- Developer: Jadestone Group
- Publisher: Nokia Games Publishing
- Producer: Jonas Jepson
- Artist: Henrik Pettersson
- Writer: Andrew S. Walsh
- Platform: N-Gage 2.0
- Release: August 19, 2008
- Genre: Adventure
- Mode: Single player

= Dirk Dagger and the Fallen Idol =

2008 video game

Dirk Dagger and the Fallen Idol is an adventure game by Swedish developer Jadestone and published on the N-Gage 2.0 platform, released on August 19, 2008. A sequel, Dirk Dagger and the Nuclear Zeppelin, was announced in September 2009 and released in October 2009.

== Story ==
The player controls detective Dirk Dagger trying to solve various missions given to them.
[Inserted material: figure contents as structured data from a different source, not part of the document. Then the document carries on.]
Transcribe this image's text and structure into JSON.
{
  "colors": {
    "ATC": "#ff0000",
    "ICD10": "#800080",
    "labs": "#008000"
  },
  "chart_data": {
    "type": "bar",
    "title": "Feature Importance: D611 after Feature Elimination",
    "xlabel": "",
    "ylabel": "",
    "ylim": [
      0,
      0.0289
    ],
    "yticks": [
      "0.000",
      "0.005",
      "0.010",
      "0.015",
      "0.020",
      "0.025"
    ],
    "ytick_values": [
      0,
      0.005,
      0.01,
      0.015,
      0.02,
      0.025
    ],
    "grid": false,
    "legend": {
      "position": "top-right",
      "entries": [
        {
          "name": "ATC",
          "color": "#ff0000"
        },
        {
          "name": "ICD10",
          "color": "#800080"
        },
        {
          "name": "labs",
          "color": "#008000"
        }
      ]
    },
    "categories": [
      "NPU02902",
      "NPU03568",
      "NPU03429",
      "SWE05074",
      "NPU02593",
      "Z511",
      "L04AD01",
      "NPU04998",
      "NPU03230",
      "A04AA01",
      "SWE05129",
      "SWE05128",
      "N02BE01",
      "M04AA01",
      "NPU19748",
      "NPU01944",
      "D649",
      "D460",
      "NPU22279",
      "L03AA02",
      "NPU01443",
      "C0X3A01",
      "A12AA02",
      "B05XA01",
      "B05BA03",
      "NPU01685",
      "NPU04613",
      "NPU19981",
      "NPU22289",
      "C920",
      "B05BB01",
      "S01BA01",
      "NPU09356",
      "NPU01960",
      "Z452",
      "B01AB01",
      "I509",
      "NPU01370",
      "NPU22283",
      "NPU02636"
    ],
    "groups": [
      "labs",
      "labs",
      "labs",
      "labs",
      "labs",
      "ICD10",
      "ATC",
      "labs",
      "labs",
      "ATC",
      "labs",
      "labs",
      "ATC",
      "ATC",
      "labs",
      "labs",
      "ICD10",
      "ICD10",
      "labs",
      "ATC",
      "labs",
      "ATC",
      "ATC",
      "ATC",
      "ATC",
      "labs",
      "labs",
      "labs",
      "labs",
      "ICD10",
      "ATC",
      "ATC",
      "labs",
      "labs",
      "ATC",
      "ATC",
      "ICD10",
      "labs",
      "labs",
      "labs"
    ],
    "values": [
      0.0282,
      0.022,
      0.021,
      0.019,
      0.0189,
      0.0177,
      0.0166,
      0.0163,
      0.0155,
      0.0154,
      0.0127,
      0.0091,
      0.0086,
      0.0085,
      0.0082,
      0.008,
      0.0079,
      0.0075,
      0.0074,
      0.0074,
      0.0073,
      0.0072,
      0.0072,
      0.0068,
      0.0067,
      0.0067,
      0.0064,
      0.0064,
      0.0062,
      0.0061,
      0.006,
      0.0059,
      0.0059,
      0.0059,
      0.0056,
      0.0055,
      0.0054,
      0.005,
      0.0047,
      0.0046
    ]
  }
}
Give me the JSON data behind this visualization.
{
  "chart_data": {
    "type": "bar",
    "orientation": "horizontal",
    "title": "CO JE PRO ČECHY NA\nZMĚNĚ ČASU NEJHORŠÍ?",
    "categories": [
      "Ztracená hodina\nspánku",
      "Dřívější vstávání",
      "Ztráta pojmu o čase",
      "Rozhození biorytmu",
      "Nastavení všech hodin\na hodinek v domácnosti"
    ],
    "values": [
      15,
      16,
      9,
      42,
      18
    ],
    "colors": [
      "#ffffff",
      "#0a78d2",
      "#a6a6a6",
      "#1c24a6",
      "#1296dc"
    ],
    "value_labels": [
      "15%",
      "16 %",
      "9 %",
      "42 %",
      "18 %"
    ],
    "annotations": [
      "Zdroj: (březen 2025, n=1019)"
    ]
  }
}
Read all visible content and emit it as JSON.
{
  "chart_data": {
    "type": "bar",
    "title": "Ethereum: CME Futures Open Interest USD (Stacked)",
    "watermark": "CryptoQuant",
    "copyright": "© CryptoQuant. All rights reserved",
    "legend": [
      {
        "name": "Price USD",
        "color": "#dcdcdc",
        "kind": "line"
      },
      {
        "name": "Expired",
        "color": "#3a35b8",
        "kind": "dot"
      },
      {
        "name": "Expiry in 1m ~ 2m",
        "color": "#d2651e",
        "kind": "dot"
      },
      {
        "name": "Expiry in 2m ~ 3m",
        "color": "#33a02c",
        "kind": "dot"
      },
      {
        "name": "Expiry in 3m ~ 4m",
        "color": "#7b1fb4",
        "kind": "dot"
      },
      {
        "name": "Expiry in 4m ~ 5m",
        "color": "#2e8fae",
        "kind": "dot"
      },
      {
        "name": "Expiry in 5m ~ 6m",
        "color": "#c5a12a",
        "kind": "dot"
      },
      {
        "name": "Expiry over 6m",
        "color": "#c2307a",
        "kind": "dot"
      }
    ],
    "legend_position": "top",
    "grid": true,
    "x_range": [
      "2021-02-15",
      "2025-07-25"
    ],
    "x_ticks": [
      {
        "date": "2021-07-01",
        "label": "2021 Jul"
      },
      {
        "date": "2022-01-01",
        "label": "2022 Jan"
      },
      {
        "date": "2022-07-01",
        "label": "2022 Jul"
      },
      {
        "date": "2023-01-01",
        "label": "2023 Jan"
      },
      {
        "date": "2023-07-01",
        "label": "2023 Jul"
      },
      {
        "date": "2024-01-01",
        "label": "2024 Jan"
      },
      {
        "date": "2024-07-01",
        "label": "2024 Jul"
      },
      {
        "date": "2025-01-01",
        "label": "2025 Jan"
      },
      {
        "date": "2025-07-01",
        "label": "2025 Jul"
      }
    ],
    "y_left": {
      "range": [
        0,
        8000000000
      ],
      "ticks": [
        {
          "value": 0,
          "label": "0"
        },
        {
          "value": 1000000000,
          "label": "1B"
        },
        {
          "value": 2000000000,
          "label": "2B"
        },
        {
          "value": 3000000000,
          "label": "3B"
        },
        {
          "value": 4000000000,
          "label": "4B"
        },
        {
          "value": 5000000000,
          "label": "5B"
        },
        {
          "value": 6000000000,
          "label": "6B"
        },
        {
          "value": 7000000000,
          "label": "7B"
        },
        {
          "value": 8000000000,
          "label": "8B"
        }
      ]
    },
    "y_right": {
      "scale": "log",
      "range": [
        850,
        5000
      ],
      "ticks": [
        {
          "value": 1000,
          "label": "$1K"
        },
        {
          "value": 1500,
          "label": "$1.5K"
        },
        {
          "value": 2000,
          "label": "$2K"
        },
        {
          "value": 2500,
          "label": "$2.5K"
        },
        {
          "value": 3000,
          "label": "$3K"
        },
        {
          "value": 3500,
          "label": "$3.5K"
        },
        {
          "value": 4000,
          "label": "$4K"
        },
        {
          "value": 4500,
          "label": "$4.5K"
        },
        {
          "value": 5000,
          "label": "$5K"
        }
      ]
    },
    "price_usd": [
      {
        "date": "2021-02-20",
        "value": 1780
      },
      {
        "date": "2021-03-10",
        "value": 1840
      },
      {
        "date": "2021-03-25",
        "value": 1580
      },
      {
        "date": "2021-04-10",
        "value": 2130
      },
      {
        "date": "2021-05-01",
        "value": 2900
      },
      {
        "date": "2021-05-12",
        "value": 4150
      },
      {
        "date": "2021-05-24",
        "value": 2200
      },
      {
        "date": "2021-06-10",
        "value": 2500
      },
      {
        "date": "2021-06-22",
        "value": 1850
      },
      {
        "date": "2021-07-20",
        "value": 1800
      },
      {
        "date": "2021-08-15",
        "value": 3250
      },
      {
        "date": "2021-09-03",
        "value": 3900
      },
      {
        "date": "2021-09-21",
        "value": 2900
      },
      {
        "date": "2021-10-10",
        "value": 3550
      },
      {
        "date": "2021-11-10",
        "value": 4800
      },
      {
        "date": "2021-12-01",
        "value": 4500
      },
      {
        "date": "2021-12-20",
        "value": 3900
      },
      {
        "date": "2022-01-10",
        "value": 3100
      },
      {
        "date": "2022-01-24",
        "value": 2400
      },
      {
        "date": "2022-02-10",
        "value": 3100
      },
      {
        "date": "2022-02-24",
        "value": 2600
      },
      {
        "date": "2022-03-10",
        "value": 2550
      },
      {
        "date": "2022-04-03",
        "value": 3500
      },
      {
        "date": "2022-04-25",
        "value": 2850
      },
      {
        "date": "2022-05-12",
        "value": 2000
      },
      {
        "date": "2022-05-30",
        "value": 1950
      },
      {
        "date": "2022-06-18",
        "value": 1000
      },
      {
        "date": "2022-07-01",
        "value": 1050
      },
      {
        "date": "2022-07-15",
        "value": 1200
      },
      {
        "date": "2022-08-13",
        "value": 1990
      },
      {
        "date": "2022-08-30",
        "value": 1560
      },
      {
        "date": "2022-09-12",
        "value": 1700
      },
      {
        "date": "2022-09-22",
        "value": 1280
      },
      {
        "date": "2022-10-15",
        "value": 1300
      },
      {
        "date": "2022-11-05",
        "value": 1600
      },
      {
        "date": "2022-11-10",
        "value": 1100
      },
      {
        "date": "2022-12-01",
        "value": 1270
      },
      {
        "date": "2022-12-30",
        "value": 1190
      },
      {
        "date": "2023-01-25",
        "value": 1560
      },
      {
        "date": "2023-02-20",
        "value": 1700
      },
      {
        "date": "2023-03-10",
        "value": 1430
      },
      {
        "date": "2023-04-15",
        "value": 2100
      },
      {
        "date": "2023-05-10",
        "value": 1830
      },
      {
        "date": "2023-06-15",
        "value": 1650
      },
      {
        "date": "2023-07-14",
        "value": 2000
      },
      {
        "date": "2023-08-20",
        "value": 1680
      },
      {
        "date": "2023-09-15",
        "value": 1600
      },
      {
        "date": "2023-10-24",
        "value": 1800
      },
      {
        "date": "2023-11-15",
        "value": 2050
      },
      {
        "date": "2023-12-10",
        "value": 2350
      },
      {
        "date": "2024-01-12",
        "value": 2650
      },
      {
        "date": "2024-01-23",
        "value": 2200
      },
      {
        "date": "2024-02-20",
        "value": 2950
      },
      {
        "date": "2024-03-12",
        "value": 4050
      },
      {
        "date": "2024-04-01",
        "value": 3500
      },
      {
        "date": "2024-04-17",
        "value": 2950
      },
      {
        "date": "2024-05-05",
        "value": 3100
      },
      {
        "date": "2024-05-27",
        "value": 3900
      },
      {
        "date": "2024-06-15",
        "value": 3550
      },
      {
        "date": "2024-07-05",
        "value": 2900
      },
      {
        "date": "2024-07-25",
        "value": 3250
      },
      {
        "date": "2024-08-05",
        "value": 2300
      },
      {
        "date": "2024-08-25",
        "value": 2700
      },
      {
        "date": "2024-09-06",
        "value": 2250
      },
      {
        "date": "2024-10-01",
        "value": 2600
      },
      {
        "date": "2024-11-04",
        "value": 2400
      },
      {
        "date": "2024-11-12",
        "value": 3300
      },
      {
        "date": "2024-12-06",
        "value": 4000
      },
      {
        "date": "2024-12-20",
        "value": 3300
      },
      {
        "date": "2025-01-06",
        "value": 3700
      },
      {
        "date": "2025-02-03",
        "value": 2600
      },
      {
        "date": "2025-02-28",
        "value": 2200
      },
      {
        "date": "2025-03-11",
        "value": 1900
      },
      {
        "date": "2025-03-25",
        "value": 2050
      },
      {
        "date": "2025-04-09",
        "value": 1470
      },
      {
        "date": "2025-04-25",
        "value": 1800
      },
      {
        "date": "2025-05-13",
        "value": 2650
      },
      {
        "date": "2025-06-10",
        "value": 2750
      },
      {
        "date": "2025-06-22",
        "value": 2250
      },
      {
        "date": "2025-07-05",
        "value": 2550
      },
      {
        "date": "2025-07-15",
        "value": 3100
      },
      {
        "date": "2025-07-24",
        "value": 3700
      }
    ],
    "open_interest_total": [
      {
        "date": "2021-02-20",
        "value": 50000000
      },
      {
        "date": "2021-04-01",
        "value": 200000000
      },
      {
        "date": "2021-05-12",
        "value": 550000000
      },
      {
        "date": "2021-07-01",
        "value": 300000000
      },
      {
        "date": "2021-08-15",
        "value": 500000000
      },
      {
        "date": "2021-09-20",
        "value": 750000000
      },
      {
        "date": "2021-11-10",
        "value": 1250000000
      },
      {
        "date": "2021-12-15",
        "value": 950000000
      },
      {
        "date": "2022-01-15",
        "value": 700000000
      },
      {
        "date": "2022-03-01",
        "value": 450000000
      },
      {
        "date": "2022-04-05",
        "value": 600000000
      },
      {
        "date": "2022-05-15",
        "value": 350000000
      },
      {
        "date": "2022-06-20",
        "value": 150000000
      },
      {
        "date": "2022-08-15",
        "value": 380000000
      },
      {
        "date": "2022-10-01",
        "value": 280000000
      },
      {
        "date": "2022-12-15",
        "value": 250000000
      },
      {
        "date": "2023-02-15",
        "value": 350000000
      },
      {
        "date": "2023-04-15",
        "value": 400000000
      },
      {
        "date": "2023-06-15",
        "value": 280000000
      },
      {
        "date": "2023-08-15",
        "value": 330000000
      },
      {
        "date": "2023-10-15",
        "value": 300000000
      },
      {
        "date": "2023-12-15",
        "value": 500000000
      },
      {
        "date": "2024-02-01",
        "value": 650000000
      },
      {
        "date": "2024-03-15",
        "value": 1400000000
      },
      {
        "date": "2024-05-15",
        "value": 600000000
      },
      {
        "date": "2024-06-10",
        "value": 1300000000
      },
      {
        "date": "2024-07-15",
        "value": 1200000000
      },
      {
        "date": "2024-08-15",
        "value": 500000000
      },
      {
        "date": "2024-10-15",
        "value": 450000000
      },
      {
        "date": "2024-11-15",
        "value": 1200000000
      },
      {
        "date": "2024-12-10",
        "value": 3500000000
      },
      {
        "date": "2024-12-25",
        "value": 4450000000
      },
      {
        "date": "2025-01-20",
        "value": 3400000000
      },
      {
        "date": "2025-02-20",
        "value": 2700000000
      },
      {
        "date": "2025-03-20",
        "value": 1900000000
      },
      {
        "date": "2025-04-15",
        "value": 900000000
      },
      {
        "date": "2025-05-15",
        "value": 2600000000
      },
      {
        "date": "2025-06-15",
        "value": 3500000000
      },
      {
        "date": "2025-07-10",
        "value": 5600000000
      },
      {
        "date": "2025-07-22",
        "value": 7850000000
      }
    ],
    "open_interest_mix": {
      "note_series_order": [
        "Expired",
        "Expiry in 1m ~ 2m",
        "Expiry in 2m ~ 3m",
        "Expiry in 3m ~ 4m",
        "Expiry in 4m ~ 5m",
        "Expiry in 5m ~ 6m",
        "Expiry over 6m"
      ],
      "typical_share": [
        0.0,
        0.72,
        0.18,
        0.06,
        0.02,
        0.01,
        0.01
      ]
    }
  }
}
The first episode is called The Poochie Predicament and revolves around Dirk's partner Harry Cannon and a missing statue called the Fallen Idol.

== Features ==
- Use the phone's camera for looking around
- Classic film noir setting with a cartoon style to it
- Downloadable content - prolong the game by adding new adventures or "Episodes"

== Development ==
Dirk Dagger and the Fallen Idol was announced by Nokia on 17 December 2007. During development it was called Dirk Spanner and the Fallen Idol. The game won an IMG award for its gameplay at the Mobile World Congress in Barcelona 2008.